El paciente evoluciona tórpidamente a pesar del manejo agresivo con ventilación mecánica, líquidos, catecolaminas, hidrocortisona y antibióticos de amplio espectro, fallece al sexto día después de su ingreso a la UCI. Los hemocultivos tomados al ingreso, al igual que los cultivos de cadera, de rodilla y el urocultivo fueron reportados con crecimiento de Staphylococcus áureus resistente a oxacilina, sensible a clindamicina, resistente a eritromicina, con test de inducción de clindamicina negativo y con MIC para vancomicina de 1.

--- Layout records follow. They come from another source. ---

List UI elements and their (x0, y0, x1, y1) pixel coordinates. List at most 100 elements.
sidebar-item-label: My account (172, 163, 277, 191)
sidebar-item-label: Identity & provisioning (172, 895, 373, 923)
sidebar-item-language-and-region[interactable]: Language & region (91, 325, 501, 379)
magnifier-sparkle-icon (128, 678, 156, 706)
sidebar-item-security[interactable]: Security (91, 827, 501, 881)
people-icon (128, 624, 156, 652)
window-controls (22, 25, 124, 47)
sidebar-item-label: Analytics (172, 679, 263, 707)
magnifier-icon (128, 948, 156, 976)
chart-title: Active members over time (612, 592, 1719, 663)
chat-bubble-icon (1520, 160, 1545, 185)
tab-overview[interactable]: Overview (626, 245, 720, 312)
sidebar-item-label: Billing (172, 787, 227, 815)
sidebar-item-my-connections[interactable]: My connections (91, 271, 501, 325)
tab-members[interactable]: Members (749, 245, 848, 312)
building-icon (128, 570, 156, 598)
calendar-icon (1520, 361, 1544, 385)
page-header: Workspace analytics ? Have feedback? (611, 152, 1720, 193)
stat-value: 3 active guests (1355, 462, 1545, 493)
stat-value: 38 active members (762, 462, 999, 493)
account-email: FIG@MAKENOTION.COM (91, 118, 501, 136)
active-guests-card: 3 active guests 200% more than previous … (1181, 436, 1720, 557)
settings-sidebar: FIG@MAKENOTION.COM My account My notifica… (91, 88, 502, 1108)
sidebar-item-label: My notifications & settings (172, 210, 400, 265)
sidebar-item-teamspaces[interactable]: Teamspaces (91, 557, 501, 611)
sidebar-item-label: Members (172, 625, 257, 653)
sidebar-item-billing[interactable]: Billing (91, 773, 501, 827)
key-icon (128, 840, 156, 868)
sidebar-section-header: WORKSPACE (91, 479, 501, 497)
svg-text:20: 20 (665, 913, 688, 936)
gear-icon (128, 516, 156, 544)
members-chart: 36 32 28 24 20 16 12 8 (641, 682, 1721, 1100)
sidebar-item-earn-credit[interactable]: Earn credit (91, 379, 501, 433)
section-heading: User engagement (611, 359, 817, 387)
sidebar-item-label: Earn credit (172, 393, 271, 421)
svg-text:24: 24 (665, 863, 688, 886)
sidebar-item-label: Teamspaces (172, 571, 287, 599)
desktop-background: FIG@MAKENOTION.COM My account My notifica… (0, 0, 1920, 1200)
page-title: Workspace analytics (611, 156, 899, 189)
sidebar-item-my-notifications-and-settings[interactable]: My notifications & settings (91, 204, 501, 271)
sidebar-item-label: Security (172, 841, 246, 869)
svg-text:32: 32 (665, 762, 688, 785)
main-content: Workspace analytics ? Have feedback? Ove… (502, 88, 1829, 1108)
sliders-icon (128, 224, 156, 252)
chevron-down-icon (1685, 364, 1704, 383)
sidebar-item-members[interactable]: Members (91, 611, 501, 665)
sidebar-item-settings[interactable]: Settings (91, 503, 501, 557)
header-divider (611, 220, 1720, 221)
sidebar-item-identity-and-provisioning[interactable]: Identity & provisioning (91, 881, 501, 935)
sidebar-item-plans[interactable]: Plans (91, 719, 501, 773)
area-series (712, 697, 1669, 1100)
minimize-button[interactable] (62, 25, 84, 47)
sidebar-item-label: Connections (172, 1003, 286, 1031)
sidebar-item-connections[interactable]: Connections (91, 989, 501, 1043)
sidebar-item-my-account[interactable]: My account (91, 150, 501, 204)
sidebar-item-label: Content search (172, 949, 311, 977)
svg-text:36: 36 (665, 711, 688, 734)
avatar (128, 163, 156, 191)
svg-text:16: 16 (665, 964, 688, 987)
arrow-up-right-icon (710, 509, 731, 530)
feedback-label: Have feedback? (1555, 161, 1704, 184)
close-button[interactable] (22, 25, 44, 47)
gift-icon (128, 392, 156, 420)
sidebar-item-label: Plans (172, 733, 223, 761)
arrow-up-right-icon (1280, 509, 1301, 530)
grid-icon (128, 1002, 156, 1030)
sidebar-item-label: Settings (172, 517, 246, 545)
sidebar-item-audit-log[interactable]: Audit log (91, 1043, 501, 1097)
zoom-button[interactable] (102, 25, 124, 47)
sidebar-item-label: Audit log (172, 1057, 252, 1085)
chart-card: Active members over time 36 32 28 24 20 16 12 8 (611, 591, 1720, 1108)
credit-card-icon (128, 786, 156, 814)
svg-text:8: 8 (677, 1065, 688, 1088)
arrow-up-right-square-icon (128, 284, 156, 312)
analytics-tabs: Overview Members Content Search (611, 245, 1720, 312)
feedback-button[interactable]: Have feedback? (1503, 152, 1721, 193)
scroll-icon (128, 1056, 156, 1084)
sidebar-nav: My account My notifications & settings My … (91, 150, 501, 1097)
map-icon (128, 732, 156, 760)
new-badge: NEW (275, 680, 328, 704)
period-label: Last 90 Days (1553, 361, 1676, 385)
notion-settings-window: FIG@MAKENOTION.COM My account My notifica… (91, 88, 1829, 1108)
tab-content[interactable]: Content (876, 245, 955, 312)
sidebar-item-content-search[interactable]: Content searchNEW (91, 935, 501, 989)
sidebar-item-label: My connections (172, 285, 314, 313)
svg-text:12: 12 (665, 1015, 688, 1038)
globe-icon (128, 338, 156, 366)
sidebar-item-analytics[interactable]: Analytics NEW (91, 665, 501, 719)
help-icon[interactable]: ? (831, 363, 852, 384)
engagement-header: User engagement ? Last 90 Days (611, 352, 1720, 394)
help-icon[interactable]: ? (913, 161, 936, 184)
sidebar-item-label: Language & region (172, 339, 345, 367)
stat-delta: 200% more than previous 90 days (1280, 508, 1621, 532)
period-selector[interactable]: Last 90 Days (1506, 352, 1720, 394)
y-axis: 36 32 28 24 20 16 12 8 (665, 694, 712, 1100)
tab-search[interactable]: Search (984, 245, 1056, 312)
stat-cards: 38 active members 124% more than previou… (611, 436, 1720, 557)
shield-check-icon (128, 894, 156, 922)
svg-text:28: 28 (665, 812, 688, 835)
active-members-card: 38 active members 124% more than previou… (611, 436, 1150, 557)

Como parte de la valoración del paciente crítico en cuidado intensivo, se hizo un ecocardiograma que mostró una lesión vegetante subaórtica de 19,1 x 11,2 mm que entraba y salía del ventrículo izquierdo según el ciclo cardiaco, compatible con endocarditis infecciosa.

Aprendizaje

• La epidemiología de la endocarditis infecciosa ha cambiado en lo referente a sus factores predisponentes y a su etiología, han dejado de ser la enfermedad cardiaca reumática y las cardiopatías congénitas no operadas junto al estreptococo viridans los más frecuentes, en la actualidad lo son las cardiopatías congénitas operadas con shunt residual y uso de material protésico junto al estafilococo aureus como principal responsable.

 

• Las manifestaciones clínicas de la enfermedad son variadas, con cuadros subagudos, larvados con manifestaciones sistémicas, o y fulminantes como en el paciente descrito.

 

• La primera aproximación al paciente críticamente enfermo o lesionado se debe realizar con el triángulo de aproximación pediátrica, el cual permite identificar situaciones potencialmente mortales y emprender las medidas iniciales de estabilización.

 

• La sepsis y el choque séptico son patologías tiempo dependientes, por cada hora que se retrase el inicio de antibióticos de amplio espectro, la mortalidad se incrementará.

 

• El tratamiento de la Endocarditis infecciosa debe ser de 4 semanas o más y con antibióticos bactericidas.

 

• La mejor profilaxis para la EI es una buena higiene oral y prevención de la enfermedad periodontal con visitas regulares al odontólogo.

Lecturas

a. Baltimore R, Gewitz M, Baddour L, Beerman L, Jackson M, Lockhart P et al. Infective Endocarditis in Childhood: 2015 Update. Circulation. 2015;132(15):1487-1515.

 

b. Dixon G, Christov G. Infective endocarditis in children. Current Opinion in Infectious Diseases. 2017;30(3):257-267.

 

c. Elder R, Baltimore R. The Changing Epidemiology of Pediatric Endocarditis. Infectious Disease Clinics of North America. 2015;29(3):513-524.

 

d. Pérez-Lescure Picarzo J, Crespo Marcos D, Centeno Malfaz F. Guía clínica para la prevención de la endocarditis infecciosa. Anales de Pediatría. 2014;80(3):187.e1-187.e5.

 

e. Wilson W, Taubert K, Gewitz M, Lockhart P, Baddour L, Levison M et al. Prevention of Infective Endocarditis: Guidelines From the American Heart Association: A Guideline From the American Heart Association Rheumatic Fever, Endocarditis, and Kawasaki Disease Committee, Council on Cardiovascular Disease in the Young, and the Council on Clinical Cardiology, Council on Cardiovascular Surgery and Anesthesia, and the Quality of Care and Outcomes Research Interdisciplinary Working Group. Circulation. 2007;116(15):1736-1754.

 

f. National Institute for Health and Clinical Excellence. Prophylaxis against
infective endocarditis: antimicrobial prophylaxis against infective endocarditis
in adults and children undergoing interventional procedures. 2008. NICE clinical guideline 64

 

g. Wray D, Ruiz F, Richey R, Stokes T. Prophylaxis against infective endocarditis for dental procedures – summary of the NICE guideline. British Dental Journal. 2008;204(10):555-557.